Banks Have Been Losing Customers to
Credit Unions Long before Bank Transfer Day
Believe it or not, nearly one-third of Americans are members of credit unions. With the negative press on banks, the Fed, bank bailouts, bank failures, and excessive, punitive fees charged by big banks, depositors have been steadily moving to credit unions over the past few years. CUNA CEO Bill Cheney says one million members joined credit unions in 2010, and he expects to see that number easily exceeded in 2011.
According to a report in, since September 29, 2011, the day that Bank of America announced its $5 per month debit card fee (now rescinded), credit unions nationwide added nearly 20,000 new members each day. The result is approximately 650,000 new credit union members in just a matter of weeks, according to CUNA.
How to Switch to a Credit Union and Avoid Snafus
Find a Credit Union
  1. Open a new account first, before you close the old one. “If you do it hastily and just close your account, you could run into headaches,” says Paul Golden of the National Endowment for Financial Education.
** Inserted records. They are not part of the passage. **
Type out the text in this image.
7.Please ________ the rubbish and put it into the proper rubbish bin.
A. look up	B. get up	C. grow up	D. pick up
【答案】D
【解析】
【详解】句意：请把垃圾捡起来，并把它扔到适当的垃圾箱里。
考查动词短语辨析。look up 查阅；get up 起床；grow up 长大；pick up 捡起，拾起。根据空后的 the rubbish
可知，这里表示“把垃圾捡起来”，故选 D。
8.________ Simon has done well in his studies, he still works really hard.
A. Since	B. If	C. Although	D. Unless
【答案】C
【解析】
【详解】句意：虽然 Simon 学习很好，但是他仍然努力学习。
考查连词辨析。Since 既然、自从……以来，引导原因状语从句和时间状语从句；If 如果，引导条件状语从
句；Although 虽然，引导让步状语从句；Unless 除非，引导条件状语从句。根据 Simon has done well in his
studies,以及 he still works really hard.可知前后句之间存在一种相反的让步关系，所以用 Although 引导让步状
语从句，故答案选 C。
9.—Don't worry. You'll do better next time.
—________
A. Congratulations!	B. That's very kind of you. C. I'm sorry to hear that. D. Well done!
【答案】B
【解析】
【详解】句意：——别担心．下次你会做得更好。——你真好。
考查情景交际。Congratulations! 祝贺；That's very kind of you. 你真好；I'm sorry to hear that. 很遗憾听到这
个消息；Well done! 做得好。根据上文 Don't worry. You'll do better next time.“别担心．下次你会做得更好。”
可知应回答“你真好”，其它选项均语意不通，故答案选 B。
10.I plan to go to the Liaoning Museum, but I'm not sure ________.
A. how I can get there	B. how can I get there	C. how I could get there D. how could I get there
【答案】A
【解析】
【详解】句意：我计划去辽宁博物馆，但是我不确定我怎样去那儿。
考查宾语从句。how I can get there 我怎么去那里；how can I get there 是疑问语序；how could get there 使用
You can ask your friends and family for a recommendation to a nearby credit union (one in three Americans is already a member) or search this site:
  2. Make your new credit union account your primary account. Update all your automatic bill pays, online banking, direct deposit, and automatic withdraws from your checking accounts such as for your gym, credit card payments, or monthly precious metals accumulation program, with your NEW account information.
  3. Dim the lights on your old account, but don’t close it completely, yet. Cut the ties for all your auto-payments and auto-drafts from your OLD account. You don’t want to send double payments to your gym!
  4. Stabilize. Keep a little money in your old account, just in case. During this stabilizing period you want to make sure there are no floating checks that need to clear or an auto-draft you forgot to cancel. Keeping some money in the old account can help cover these oversights and avoid getting dinged with NSF charges or dealing with bounced checks.
  5. Close it for good. Once your transfer process is stabilized and everything is working smoothly, close your old account quickly (avoid getting charged for low account balance fees). Some banks allow you to easily close your account in person; some require you to do it by mail. Find out the closing process at your old bank and do it.
  6. Shred! Shred all your old bank account information you no longer need, especially blank checks and old debit cards.
Credit unions can be great alternatives to big banks. They are structured as nonprofit, member-owned coops. Many participants feel their individual interests are better respected by credit unions than by their gigantic counterparts. Most credit union members also claim to enjoy higher savings rates and lower borrowing costs than at the big banks, as well as being treated like a valued customer. Is that how you want to be treated, too?
A credit union may well be an option for you if you have been shopping around for a new financial institution to park your money in.